The rebound was fueled by a combination of factors ranging from geopolitical developments to supply concerns.

Brent crude oil, against which Nigeria oil is priced, surged by 79 cents, or 0.95% to $84.23 a barrel while U.S. West Texas Intermediate (WTI) crude climbed 69 cents, or 0.87% to $79.69 per barrel.

This turnaround came on the heels of a significant downturn that had pushed prices to their lowest levels since mid-March.

The recent slump in oil prices was primarily attributed to a confluence of factors, including the U.S. Federal Reserve’s decision to maintain interest rates and concerns surrounding stubborn inflation, which could potentially dampen economic growth and limit oil demand.

Also, unexpected data from the Energy Information Administration (EIA) revealing a substantial increase in U.S. crude inventories added further pressure on oil prices.

“The updated inventory statistics were probably the most salient price driver over the course of yesterday’s trading session,” said Tamas Varga, an analyst at PVM.

Crude inventories surged by 7.3 million barrels to 460.9 million barrels, significantly exceeding analysts’ expectations and casting a shadow over market sentiment.

However, the tide began to turn as ceasefire talks between Israel and Hamas gained traction, offering a glimmer of hope for stability in the volatile Middle East region.

The prospect of a ceasefire agreement, spearheaded by Egypt, injected optimism into the market, offsetting concerns surrounding geopolitical tensions.

“As the impact of the U.S. crude stock build and the Fed signaling higher-for-longer rates is close to being fully baked in, attention will turn towards the outcome of the Gaza talks,” noted Vandana Hari, founder of Vanda Insights.

The potential for a resolution in the Israel-Hamas conflict provided a ray of hope, contributing to the positive momentum in oil markets.

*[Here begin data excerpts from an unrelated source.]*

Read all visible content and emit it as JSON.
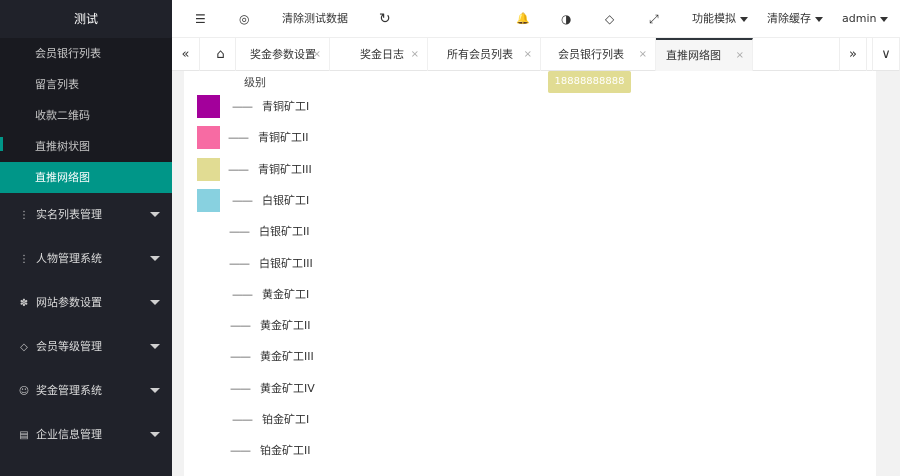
{
  "app": {
    "title": "测试"
  },
  "sidebar": {
    "sub_items": [
      {
        "label": "会员银行列表"
      },
      {
        "label": "留言列表"
      },
      {
        "label": "收款二维码"
      },
      {
        "label": "直推树状图"
      },
      {
        "label": "直推网络图"
      }
    ],
    "groups": [
      {
        "label": "实名列表管理",
        "icon": "⋮"
      },
      {
        "label": "人物管理系统",
        "icon": "⋮"
      },
      {
        "label": "网站参数设置",
        "icon": "✽"
      },
      {
        "label": "会员等级管理",
        "icon": "◇"
      },
      {
        "label": "奖金管理系统",
        "icon": "☺"
      },
      {
        "label": "企业信息管理",
        "icon": "▤"
      }
    ]
  },
  "header": {
    "menu_icon": "☰",
    "globe_icon": "◎",
    "clear_test_data": "清除测试数据",
    "refresh_icon": "↻",
    "bell_icon": "🔔",
    "theme_icon": "◑",
    "tag_icon": "◇",
    "fullscreen_icon": "⤢",
    "func_mode": "功能模拟",
    "clear_cache": "清除缓存",
    "user": "admin"
  },
  "tabs": {
    "prev_icon": "«",
    "home_icon": "⌂",
    "next_icon": "»",
    "more_icon": "∨",
    "close_icon": "×",
    "items": [
      {
        "label": "奖金参数设置"
      },
      {
        "label": "奖金日志"
      },
      {
        "label": "所有会员列表"
      },
      {
        "label": "会员银行列表"
      },
      {
        "label": "直推网络图"
      }
    ]
  },
  "content": {
    "level_label": "级别",
    "tooltip": "18888888888",
    "dash": "——",
    "legend": [
      {
        "label": "青铜矿工I",
        "color": "#a3009b"
      },
      {
        "label": "青铜矿工II",
        "color": "#f76ba3"
      },
      {
        "label": "青铜矿工III",
        "color": "#e1dc93"
      },
      {
        "label": "白银矿工I",
        "color": "#88d1e0"
      },
      {
        "label": "白银矿工II",
        "color": ""
      },
      {
        "label": "白银矿工III",
        "color": ""
      },
      {
        "label": "黄金矿工I",
        "color": ""
      },
      {
        "label": "黄金矿工II",
        "color": ""
      },
      {
        "label": "黄金矿工III",
        "color": ""
      },
      {
        "label": "黄金矿工IV",
        "color": ""
      },
      {
        "label": "铂金矿工I",
        "color": ""
      },
      {
        "label": "铂金矿工II",
        "color": ""
      }
    ]
  },
  "colors": {
    "sidebar_bg": "#20222a",
    "accent": "#009688"
  }
}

Despite the optimism surrounding ceasefire talks, tensions in the Middle East remain palpable, with Israeli Prime Minister Benjamin Netanyahu reiterating plans for a military offensive in the southern Gaza city of Rafah.

The precarious geopolitical climate continues to underpin volatility in oil markets, reminding investors of the inherent risks associated with the commodity.

In addition to geopolitical developments, speculation regarding U.S. government buying for strategic reserves added further support to oil prices.

With the U.S. expressing intentions to replenish the Strategic Petroleum Reserve (SPR) at prices below $79 a barrel, market participants closely monitored price movements, anticipating potential intervention to stabilize prices.

“The oil market was supported by speculation that if WTI falls below $79, the U.S. will move to build up its strategic reserves,” highlighted Hiroyuki Kikukawa, president of NS Trading, owned by Nissan Securities.

As oil markets navigate a complex web of geopolitical uncertainties and supply dynamics, the recent rebound underscores the resilience of the commodity in the face of adversity.

While challenges persist, the renewed optimism offers a ray of hope for stability and growth in the oil sector, providing investors with a semblance of confidence amidst a volatile landscape.